Fleischner’s experience with medical professionals involved her in a unique claim situation about a year and a half ago.
“I wrote a policy on an orthopaedic surgeon during his residency. He had done a fellowship, and when he was getting his real job, he increased his policy. Within a week of increasing his limits he was injured in a horrific car accident and was burned from head to toe on the right side of his body.”
In addition to the policy’s regular benefits available for him, it provided him with options for additional benefits, which he would no longer be able to purchase with a new policy, Fleischner says. “He isn’t able to practice as a surgeon any more, but he can still see patients in a clinical setting.”
Fleischner believes that women represent an attractive growth niche for disability products. “Considering the high percentages of women in colleges, medical schools and law schools, that is where a lot of growth will come from,” she says.

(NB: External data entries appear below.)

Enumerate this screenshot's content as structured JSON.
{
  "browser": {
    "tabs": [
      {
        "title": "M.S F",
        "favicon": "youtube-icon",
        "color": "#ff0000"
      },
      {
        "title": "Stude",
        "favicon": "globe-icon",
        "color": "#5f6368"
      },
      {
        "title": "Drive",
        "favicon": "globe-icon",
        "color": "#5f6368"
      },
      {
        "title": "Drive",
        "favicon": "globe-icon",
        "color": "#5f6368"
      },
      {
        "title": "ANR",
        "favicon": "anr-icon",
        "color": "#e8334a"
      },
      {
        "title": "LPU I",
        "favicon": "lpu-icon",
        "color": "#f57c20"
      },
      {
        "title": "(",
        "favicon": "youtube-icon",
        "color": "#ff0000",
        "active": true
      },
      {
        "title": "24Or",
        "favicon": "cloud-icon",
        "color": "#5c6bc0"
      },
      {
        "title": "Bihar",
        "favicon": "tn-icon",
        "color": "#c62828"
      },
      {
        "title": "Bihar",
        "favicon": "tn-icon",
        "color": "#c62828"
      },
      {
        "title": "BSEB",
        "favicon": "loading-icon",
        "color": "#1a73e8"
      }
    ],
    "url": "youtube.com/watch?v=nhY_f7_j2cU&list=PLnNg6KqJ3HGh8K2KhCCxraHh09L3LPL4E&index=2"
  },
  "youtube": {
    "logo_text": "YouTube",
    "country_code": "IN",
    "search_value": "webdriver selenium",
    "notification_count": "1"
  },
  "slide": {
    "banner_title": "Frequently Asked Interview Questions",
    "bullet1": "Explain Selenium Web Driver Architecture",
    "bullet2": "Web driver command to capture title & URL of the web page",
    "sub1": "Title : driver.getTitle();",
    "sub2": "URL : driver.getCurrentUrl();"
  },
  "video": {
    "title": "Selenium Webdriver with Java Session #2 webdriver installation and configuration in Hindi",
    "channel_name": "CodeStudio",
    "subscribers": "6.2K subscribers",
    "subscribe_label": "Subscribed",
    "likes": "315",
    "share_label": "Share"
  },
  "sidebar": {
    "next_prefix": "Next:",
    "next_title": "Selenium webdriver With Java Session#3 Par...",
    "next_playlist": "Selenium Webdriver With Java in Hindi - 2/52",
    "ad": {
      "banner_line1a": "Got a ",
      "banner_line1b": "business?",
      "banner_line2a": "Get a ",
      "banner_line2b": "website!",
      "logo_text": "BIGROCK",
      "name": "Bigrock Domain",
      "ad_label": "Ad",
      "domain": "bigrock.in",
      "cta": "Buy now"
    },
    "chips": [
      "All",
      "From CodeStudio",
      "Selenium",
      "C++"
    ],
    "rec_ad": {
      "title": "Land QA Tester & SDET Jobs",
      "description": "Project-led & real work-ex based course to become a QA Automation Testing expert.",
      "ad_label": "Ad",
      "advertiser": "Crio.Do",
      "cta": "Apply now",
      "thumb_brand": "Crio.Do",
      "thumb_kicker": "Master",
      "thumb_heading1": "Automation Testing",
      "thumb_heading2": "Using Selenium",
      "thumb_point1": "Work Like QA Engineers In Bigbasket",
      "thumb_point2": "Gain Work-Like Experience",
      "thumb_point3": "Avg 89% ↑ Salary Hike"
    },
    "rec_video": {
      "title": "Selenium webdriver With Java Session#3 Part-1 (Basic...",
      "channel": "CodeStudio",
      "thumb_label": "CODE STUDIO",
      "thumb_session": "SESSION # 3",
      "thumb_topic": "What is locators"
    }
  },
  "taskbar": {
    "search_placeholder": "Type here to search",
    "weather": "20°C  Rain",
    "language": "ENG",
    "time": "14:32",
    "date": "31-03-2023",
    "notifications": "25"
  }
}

Fleischner says the country’s recent economic woes may leave a legacy of caution that will prove to be a positive for the disability market. The memories of job losses and foreclosures due to the economy are hard to shake.
“Even when the economy is good, you could lose your job if you’re sick or injured, and your own financial future could collapse just as easily. If you’re not protected, you’re in just as precarious a situation as you would be if you were working for a company that downsizes. That hits home to a lot of business owners who might think, ‘I’m safe; no one can fire me.’”
Disability insurance on business owners provides a safety net, just as health insurance does as part of an employee benefits program. Whether the P-C agency offers disability insurance to clients through its own producers or by partnering with experts at other firms, the growth potential is there.
It’s one more step toward completing a business owner’s risk protection program.